Illustrative product view
Why inventory needs a reserve
Not all inventory is worth what you paid for it. Slow-moving and obsolete stock must be written down to net realizable value via a reserve - a contra-asset - so the balance sheet shows inventory at what you can actually recover: net value equals gross cost minus the reserve. Carrying dead stock at full cost overstates assets and defers a loss you’ll eventually take.
Net inventory value
net_value = gross_cost − reserve
The reserve is a contra-asset. Fintra takes the most conservative (largest) of three policies per item.

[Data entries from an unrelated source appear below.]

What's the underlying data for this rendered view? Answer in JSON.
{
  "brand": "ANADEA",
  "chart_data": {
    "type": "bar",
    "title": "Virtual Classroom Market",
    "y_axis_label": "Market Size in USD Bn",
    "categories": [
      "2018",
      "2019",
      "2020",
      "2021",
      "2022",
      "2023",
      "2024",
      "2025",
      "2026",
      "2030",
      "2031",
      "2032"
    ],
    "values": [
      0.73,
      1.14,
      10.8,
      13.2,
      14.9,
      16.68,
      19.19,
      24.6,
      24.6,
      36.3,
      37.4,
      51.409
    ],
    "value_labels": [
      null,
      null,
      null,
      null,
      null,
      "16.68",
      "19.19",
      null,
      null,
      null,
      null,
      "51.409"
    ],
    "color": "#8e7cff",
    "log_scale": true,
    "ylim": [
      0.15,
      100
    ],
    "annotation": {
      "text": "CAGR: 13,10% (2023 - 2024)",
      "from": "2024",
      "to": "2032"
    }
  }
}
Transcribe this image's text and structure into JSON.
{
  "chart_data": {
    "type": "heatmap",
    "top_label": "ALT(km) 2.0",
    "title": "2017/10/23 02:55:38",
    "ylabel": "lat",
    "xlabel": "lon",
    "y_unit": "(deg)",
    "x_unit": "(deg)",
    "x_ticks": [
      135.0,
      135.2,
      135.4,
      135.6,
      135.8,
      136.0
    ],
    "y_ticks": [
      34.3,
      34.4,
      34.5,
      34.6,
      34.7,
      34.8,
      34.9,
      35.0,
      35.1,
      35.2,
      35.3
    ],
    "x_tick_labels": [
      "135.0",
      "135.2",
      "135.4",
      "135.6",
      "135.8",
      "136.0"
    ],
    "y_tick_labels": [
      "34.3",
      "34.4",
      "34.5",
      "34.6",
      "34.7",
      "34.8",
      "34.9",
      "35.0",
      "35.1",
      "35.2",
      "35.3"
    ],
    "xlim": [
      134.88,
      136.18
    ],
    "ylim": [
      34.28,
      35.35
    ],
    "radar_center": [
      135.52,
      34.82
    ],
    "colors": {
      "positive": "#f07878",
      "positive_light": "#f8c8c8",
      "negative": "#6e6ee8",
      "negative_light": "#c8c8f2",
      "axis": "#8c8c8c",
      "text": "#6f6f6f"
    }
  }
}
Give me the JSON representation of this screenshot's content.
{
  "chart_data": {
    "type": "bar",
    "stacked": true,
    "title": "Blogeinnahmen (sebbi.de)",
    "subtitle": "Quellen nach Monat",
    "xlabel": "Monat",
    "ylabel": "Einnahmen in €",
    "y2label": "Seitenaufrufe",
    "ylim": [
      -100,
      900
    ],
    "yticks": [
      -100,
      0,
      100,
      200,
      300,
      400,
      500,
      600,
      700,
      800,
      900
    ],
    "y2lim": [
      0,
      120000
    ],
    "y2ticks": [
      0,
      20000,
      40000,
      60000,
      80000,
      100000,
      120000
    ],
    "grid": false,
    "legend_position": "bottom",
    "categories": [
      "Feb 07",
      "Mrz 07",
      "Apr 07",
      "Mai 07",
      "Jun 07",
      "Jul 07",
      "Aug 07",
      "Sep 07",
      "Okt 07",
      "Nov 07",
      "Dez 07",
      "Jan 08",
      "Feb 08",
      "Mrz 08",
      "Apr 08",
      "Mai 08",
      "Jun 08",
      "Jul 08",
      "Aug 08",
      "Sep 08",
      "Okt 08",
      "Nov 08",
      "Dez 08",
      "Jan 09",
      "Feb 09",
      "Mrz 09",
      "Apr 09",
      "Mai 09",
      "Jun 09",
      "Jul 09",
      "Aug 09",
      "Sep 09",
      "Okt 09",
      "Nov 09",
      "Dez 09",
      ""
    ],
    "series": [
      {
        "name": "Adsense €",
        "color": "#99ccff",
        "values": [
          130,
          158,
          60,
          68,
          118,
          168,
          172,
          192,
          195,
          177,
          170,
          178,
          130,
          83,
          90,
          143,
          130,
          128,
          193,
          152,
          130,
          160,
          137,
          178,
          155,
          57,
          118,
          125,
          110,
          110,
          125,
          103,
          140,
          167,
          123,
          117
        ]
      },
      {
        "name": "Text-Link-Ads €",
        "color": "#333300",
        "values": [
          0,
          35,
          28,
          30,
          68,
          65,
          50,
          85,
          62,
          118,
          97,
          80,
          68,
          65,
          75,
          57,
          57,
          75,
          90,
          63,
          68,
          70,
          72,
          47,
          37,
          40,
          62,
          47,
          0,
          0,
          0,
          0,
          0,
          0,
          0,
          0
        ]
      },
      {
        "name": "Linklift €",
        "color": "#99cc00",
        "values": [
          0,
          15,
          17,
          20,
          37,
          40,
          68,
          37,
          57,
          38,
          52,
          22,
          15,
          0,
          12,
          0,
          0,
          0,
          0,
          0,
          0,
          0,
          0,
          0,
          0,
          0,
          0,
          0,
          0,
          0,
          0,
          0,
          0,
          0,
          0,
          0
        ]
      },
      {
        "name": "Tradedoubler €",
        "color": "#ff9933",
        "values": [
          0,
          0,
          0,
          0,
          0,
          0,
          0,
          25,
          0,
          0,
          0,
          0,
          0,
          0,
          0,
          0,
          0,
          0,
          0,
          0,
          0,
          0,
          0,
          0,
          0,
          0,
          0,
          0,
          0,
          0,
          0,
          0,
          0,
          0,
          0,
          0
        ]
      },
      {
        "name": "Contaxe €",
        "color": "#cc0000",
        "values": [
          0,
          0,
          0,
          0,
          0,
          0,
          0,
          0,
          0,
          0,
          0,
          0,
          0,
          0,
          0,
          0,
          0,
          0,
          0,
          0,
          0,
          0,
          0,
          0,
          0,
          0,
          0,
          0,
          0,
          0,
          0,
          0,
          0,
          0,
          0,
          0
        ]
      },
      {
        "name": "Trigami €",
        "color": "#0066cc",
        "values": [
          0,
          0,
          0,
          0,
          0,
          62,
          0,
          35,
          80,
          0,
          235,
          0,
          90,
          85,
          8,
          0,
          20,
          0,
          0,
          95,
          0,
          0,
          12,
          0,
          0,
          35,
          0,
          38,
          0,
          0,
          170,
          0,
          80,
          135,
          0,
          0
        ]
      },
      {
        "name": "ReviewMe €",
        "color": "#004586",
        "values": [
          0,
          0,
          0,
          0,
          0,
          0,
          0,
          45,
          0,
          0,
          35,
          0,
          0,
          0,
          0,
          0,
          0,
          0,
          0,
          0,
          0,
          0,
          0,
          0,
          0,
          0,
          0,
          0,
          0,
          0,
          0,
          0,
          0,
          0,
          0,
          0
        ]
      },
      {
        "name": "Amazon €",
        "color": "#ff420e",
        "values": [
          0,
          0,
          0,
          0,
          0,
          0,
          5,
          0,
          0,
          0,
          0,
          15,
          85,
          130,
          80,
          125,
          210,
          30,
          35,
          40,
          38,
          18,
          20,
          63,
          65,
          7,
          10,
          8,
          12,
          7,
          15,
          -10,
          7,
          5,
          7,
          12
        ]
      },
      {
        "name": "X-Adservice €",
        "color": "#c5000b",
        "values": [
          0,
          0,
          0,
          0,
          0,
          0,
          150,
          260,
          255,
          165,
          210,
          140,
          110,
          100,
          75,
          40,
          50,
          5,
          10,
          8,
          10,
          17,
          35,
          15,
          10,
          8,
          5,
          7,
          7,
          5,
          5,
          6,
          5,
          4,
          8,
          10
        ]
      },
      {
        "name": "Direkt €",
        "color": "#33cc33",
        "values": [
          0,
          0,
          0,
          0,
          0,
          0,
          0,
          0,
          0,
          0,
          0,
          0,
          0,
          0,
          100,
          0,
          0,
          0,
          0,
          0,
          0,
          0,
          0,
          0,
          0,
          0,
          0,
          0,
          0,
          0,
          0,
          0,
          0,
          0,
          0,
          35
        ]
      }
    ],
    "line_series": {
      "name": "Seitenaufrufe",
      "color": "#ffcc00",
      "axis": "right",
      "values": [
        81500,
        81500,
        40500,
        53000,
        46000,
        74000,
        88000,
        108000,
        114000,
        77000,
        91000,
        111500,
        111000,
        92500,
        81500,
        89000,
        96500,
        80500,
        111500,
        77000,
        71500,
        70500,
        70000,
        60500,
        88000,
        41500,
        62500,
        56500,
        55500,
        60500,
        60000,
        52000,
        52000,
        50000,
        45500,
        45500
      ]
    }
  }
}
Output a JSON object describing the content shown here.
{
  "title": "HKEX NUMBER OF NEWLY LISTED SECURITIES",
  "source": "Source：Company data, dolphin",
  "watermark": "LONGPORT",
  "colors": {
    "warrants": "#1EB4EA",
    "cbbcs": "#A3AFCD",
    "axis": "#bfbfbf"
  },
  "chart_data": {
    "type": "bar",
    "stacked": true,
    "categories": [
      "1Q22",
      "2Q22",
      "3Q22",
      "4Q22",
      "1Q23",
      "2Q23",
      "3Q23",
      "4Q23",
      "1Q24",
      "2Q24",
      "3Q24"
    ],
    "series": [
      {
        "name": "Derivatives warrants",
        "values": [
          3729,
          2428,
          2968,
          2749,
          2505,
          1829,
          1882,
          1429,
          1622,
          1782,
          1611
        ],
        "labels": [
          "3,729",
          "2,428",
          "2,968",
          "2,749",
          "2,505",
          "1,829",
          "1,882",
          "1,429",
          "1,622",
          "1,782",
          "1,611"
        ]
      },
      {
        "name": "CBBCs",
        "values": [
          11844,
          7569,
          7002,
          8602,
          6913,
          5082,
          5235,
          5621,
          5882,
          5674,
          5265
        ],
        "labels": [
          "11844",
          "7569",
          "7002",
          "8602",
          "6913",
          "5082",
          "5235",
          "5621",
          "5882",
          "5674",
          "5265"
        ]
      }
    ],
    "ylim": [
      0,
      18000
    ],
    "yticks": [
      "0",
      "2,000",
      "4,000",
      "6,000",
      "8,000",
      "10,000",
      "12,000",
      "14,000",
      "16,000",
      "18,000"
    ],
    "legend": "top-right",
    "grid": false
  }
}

Three policies, most conservative wins
| Policy | How it computes | Typical use |
|---|---|---|
| Aging | Reserve % per age bucket × gross cost | Slow-moving stock by days since last movement |
| Specific-ID | 100% (or a set %) for flagged items | Known-obsolete SKUs |
| Lower-of-cost-or-NRV | max(0, unit cost − NRV per unit) × qty | Items worth less than they cost |
Post the delta, not the whole reserve
Each period, Fintra recomputes the required reserve and posts only the change - debiting obsolescence expense and crediting the inventory reserve for the delta. That true-up is idempotent, so running it twice doesn’t double the reserve. When you scrap reserved stock, it’s written off against the reserve first and only the unreserved portion is expensed.
- Recalculate posts the delta: DR Obsolescence Expense / CR Inventory Reserve.
- Preview mode computes the reserve without posting.
- The E&O report shows aging, specific, LCNRV, required reserve, and roll-forward.
- Scrap relieves reserved stock first, expensing only the excess.
Why auditors care
The E&O reserve is one of the first things an auditor tests, because it’s where inventory value is most easily overstated. A documented, policy-driven reserve that takes the most conservative view and posts a defensible roll-forward is exactly what they want to see.
Frequently asked questions
What is an excess and obsolete (E&O) inventory reserve?
An E&O reserve is a contra-asset that writes slow-moving and obsolete inventory down to net realizable value, so the balance sheet carries inventory at what’s recoverable - gross cost minus the reserve. It recognizes the loss on dead stock before it’s physically disposed of.
How does Fintra size the E&O reserve?
It computes three reserves per item - an aging-based reserve by age bucket, a specific-identification reserve for flagged-obsolete items, and a lower-of-cost-or-NRV reserve - and takes the most conservative (largest) of the three. That worst-case approach is what most manufacturers and auditors expect.
Does the reserve post the full amount each period?
No. Fintra posts only the period-over-period delta, debiting obsolescence expense and crediting the inventory reserve. The true-up is idempotent, so recalculating won’t double the reserve, and a preview mode lets you see the required reserve before posting anything.
What happens when reserved inventory is scrapped?
Scrapping writes the item off against the existing reserve first, so only the portion that wasn’t reserved hits expense. That prevents double-counting the loss and keeps the reserve roll-forward clean.